Foi então que o narrador gritou:
- Pênaaaaaaaalti para o Lagartense!
Apolônio, que já estava auferindo a pressão de tanto nervosismo, deu um grito que fez com que a esposa invadisse o quarto, achando que alguém estava morrendo.
Mas Apolônio nem ouviu os xingamentos da mulher: toda sua atenção estava em Pitoco, o atacante que cobraria a penalidade.
- Preparou – falava emocionado o narrador – correu, bateu eeeeeee...
O coração de Apolônio parou, o relógio parou e, se duvidar, até o tempo parou naquele momento.
- É gooooooooooool – berrou o narrador.
Apolônio então enlouqueceu! Abraçou a mulher, beijou o cachorro, deu cerveja ao gato e tomou uma tapa por ter beijado a mulher do vizinho.
- Abusado! Meu marido vai saber disso.
Mas, a alegria de Apolônio durou pouco pois, enquanto ainda comemorava o narrador, agourento que só ele, anunciou:
- Goooooooool do Lagartense! Virou o jogo Pitoco, o matador! Agora faltando um minuto para acabar o jogo e está dois a um para o Lagartense!
- Não, time desgraçado! Para que fazer outro gol?
Ajoelhou e começou a rezar de novo:
- Nossa Senhora da Piedade, sei que isso é castigo por eu ter sido tão canguinha mas, eu estou voltando atrás da promessa e aceito doar cinquenta por cento do que ganhar para a caridade, caso o Sergipe ainda empate esse jogo.
Foi Apolônio dizer amém e, o milagre aconteceu:
- Falhou o zagueiro do Lagartense, Josias chuta de fora da área e... É goooooooool do Sergipe!
- Vaaaaaai – gritou alucinado Apolônio – Gol do Sergipe! Golaço! Eô, eô, eô,eô, Sergipeeee, Sergipeeee.

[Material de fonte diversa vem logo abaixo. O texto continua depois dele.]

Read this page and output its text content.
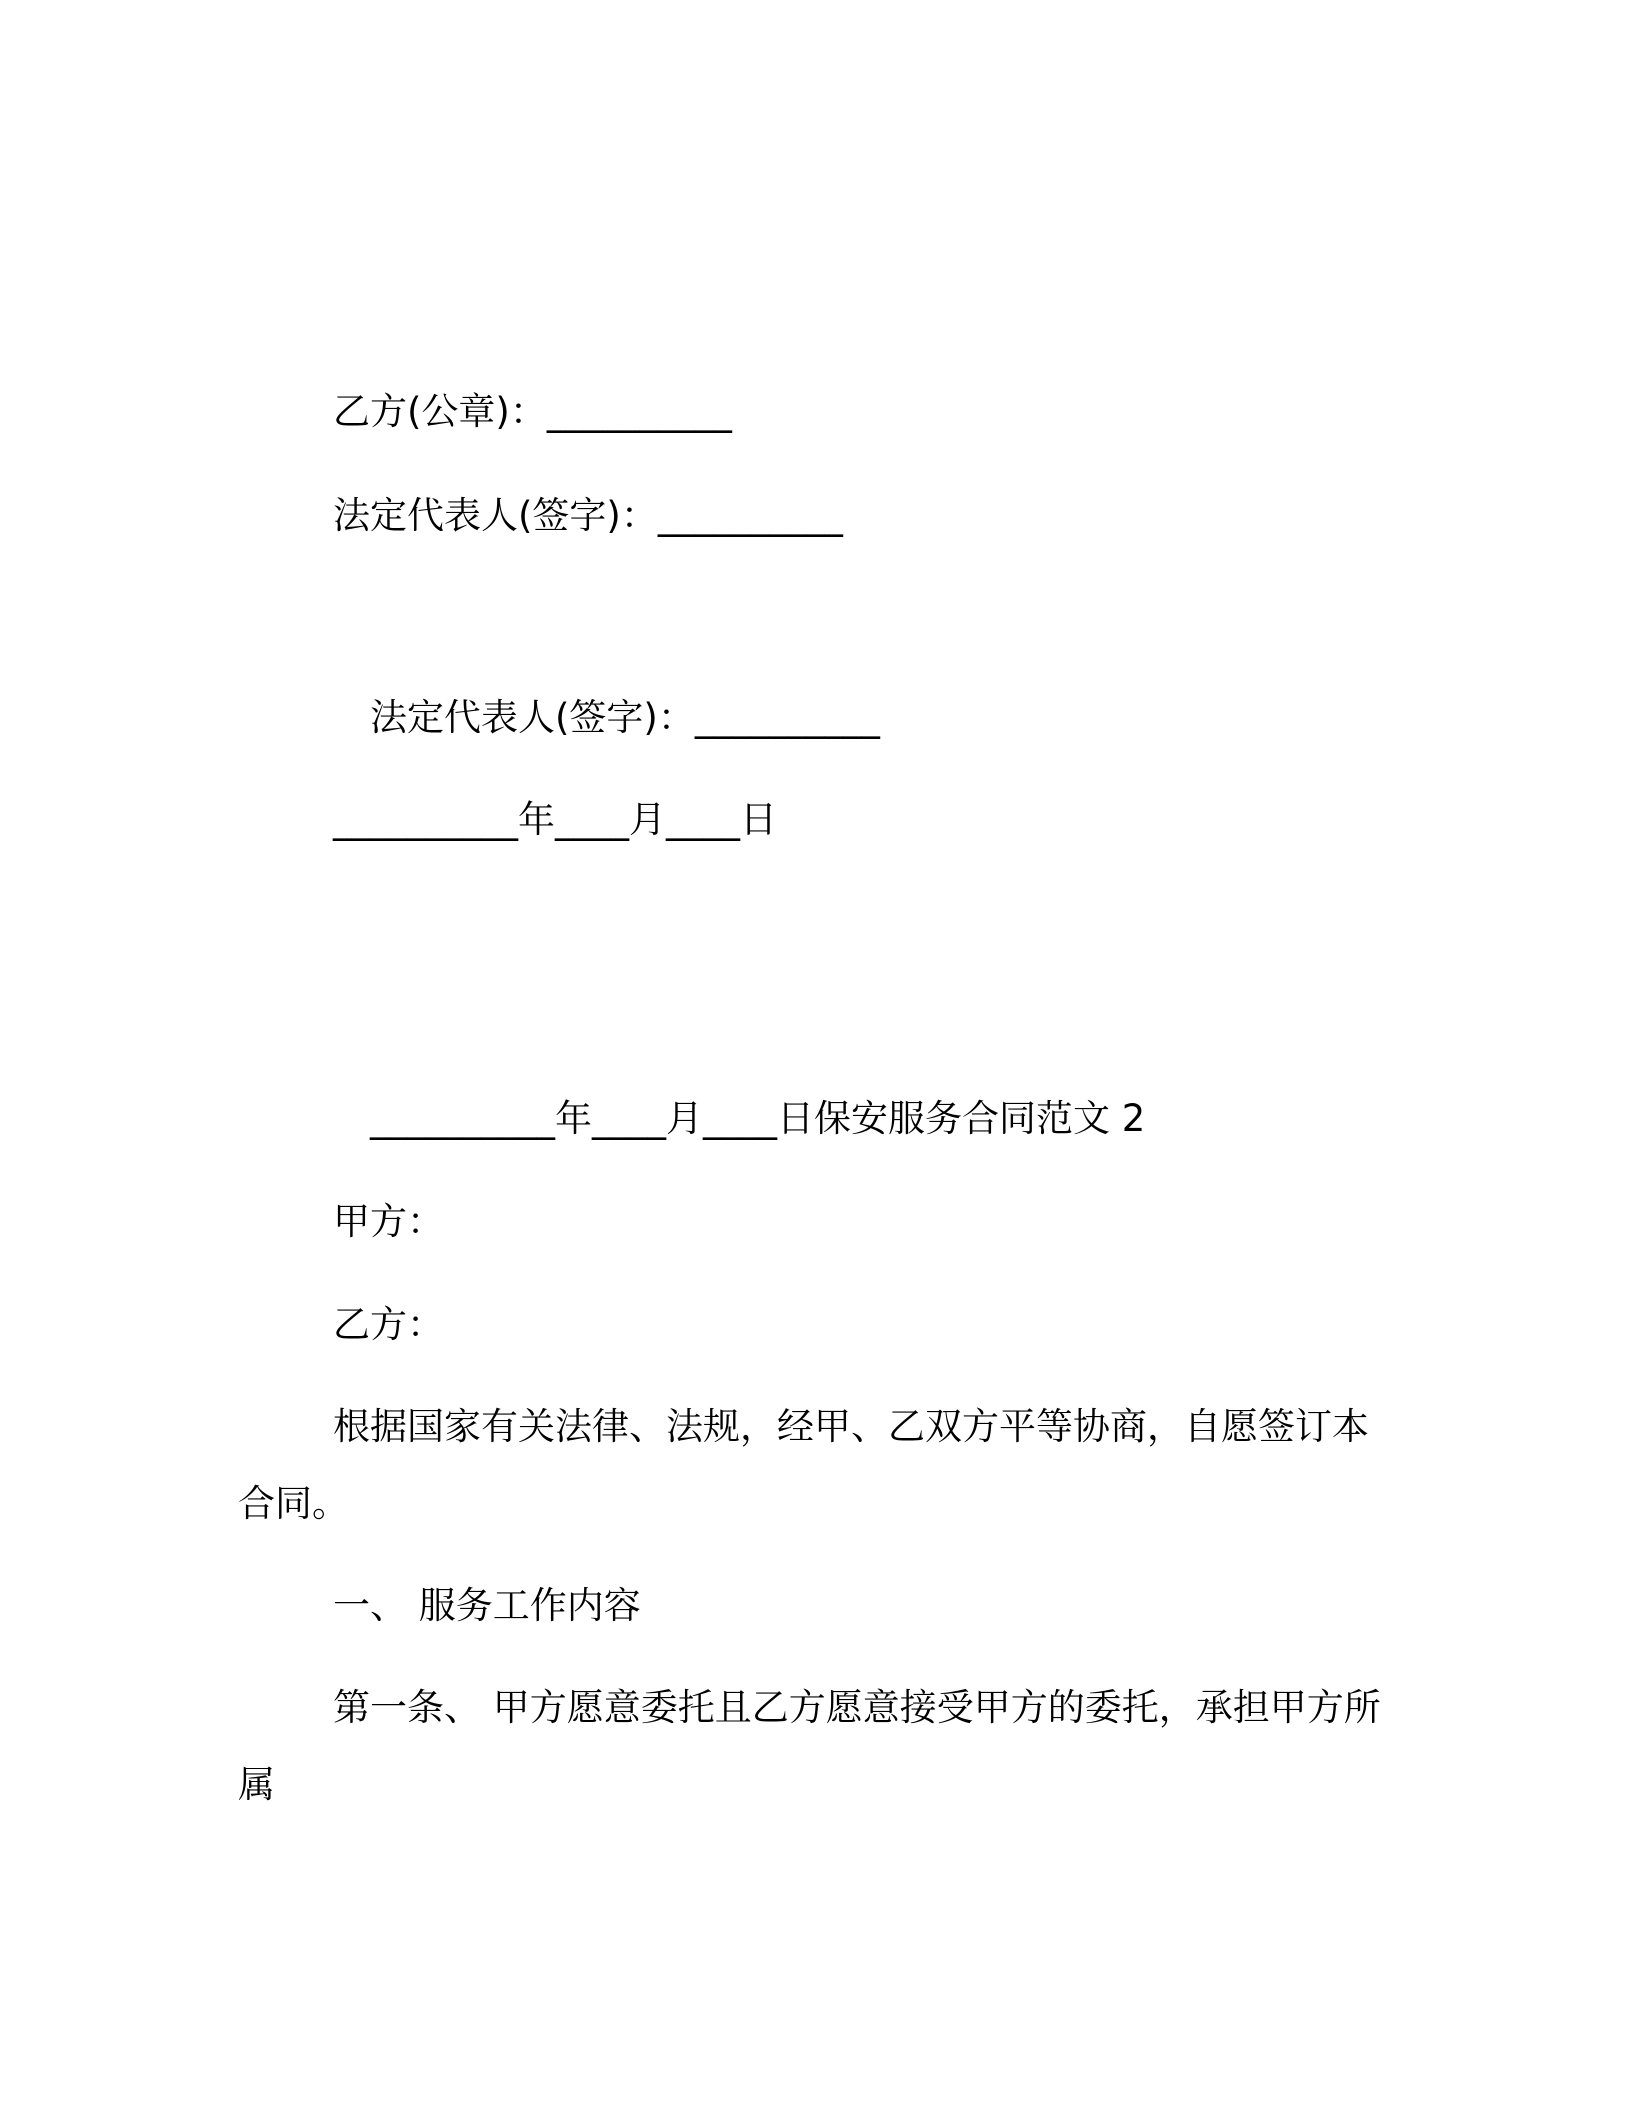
乙方(公章)：__________
法定代表人(签字)：__________
法定代表人(签字)：__________
__________年____月____日
__________年____月____日保安服务合同范文 2
甲方：
乙方：
根据国家有关法律、法规，经甲、乙双方平等协商，自愿签订本
合同。
一、 服务工作内容
第一条、 甲方愿意委托且乙方愿意接受甲方的委托，承担甲方所
属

Ao final do jogo, empate concretizado, Apolônio agradeceu a todos os santos que podem já ter habitado o céu e, logo depois, tomou um porre daqueles (fiado, para pagar com o prêmio da loteria), para comemorar.
No dia seguinte, nem deu bola para a ressaca e, logo cedo foi para a loteria onde, o funcionário conferiu seu bilhete e confirmou seus acertos.
- Parabéns! Agora é só esperar dar meio-dia para a gente saber o valor que o senhor faturou.
Apolônio aguardou na porta da lotérica até que esse bendito valor fosse informado e, meio-dia em ponto, voltou ao balcão.
O funcionário, meio desconcertado, então informou:
- Senhor, essa semana tivemos 5.637.010 pessoas acertando os resultados dos treze jogos e, por isso, o valor foi menor que o normal.
- Sim, meu filho, mas me diga quanto eu ganhei antes que eu precise gastar toda minha fortuna com um tratamento cardíaco!
Um outro funcionário, em tom de riso, então esclareceu:
- Deu um real e cinquenta centavos para cada ganhador.
Depois que saiu do hospital, onde deu entrada com sintomas de colapso nervoso, Apolônio foi internado em um manicômio após ser pego dentro da igreja, xingando e ameaçando Nossa Senhora da Piedade, padroeira de Lagarto.